Une famille dans laquelle j'entre et sort à ma guise de­puis bientôt quinze ans; des êtres que je n'ai pas tou­jours su aimer; nous nous sommes blessés, heur­tés au point parfois de croire que le fil avait coulé au milieu de l'océan;

Mais je suis là et ils sont là aussi, sans excu­ses, sans fausse pudeur, l'essentiel est sauf, cet amour que nous nous portons, lui pour moi, moi pour lui, pour eux quatre, eux pour moi; Lui je l'aime deux fois, comme lui d'abord et comme partie de ce quatuor;

Mes vacances en France, c'était ça; Des litres de café, une table dans un restaurant de Giverny, deux balades en forêt; et toute la tendresse. 
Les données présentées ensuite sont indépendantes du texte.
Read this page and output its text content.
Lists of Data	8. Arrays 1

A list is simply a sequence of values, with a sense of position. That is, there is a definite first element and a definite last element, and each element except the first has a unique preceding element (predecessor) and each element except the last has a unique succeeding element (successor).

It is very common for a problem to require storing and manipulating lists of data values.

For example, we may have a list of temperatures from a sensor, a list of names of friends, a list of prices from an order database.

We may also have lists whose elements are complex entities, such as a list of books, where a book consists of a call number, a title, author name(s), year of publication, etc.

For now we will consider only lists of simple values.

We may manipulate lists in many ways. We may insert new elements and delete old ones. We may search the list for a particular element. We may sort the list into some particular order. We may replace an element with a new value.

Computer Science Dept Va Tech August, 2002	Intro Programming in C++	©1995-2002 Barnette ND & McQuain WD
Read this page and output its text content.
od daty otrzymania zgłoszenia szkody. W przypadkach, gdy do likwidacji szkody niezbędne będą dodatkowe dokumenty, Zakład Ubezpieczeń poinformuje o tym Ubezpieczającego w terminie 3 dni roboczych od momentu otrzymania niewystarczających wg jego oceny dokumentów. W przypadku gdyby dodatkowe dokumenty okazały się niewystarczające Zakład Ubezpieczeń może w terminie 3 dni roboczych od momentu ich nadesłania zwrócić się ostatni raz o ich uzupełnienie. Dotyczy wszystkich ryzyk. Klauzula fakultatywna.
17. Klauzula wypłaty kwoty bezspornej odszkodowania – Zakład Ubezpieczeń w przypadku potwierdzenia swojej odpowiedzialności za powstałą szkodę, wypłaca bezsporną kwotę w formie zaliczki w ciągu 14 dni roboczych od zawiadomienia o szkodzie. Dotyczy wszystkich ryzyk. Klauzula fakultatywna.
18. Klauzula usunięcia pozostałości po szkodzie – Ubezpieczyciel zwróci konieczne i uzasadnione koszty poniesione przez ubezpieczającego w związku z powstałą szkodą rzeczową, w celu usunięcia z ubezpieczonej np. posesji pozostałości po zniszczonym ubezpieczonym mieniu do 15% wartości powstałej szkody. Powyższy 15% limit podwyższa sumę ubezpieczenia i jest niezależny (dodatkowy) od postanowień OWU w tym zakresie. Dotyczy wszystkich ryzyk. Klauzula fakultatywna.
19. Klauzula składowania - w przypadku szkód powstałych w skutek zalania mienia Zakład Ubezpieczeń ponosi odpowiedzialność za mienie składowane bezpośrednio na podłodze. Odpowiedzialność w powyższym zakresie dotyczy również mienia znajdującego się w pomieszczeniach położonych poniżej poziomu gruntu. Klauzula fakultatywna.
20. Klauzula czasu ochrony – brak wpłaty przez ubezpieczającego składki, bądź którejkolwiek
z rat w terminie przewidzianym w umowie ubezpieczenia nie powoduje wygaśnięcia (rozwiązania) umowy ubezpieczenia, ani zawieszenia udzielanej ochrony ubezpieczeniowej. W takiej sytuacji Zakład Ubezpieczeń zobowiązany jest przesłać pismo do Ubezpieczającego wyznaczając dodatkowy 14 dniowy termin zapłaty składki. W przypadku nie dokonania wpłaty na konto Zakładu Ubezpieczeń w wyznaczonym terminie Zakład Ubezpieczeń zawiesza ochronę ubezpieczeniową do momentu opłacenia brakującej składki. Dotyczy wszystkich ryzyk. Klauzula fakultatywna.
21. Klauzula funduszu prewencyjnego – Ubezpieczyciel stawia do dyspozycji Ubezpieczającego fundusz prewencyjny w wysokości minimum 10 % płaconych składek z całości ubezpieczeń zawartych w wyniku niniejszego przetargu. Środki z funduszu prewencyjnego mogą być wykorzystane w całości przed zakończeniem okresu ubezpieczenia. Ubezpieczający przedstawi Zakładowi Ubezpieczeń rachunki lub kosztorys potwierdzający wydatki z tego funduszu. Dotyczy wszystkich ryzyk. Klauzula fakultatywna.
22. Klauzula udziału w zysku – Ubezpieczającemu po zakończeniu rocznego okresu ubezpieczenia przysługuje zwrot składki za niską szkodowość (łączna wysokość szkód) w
                                                           ****

Toute à ma joie, à cette dynamite dont il m'a bour­rée, je n'ai rien vu;

 

Je suis partie heureuse; je sais c'est stu­pide mais je suis heureuse de quitter;

C'est aussi une question de survie, cette intensité me brûle et il me faut décanter pour la savourer;

Cette tendresse soudain partagée après tant d'années d'ab­sence me brûle et il me faut le calme, l'inélucta­ble du départ pour goûter une deuxième fois, de manière différente ces secondes dont pas une n'a été perdue;

 

Je vais les revivre, les oublier, les réin­ven­ter, inlassable jusqu'au prochain port.

 

Partie dans un état second, épuisée de fatigue dans mon cocon volant, je savou­rais déjà les instants ou je re­trouverais le compagnon pour partager avec lui ces joyaux de tendresse.

 

Le partage n'a pas duré long­temps, l'homme est parti pour son travail, et je n'ai pas atterri de cette or­bite sur laquelle j'ai été expédiée en trois jours;

 

Mon vol continue inlassable; je suis incapable de tra­vailler, de respirer, de fixer ma tête sur quoi que ce soit;

Je suis ailleurs dans un monde entre deux mondes; l'un dont la porte est fermée bien qu'il y reste une lumière, l'autre où à cause de l'absence de l'être aimé, je ne peux pénétrer;

Je suis un être entre deux êtres, je suis là où le corps n'a plus de poids, je suis là où l'on ne se nomme plus car cela n'a plus d'impor­tance; Je suis sans retour.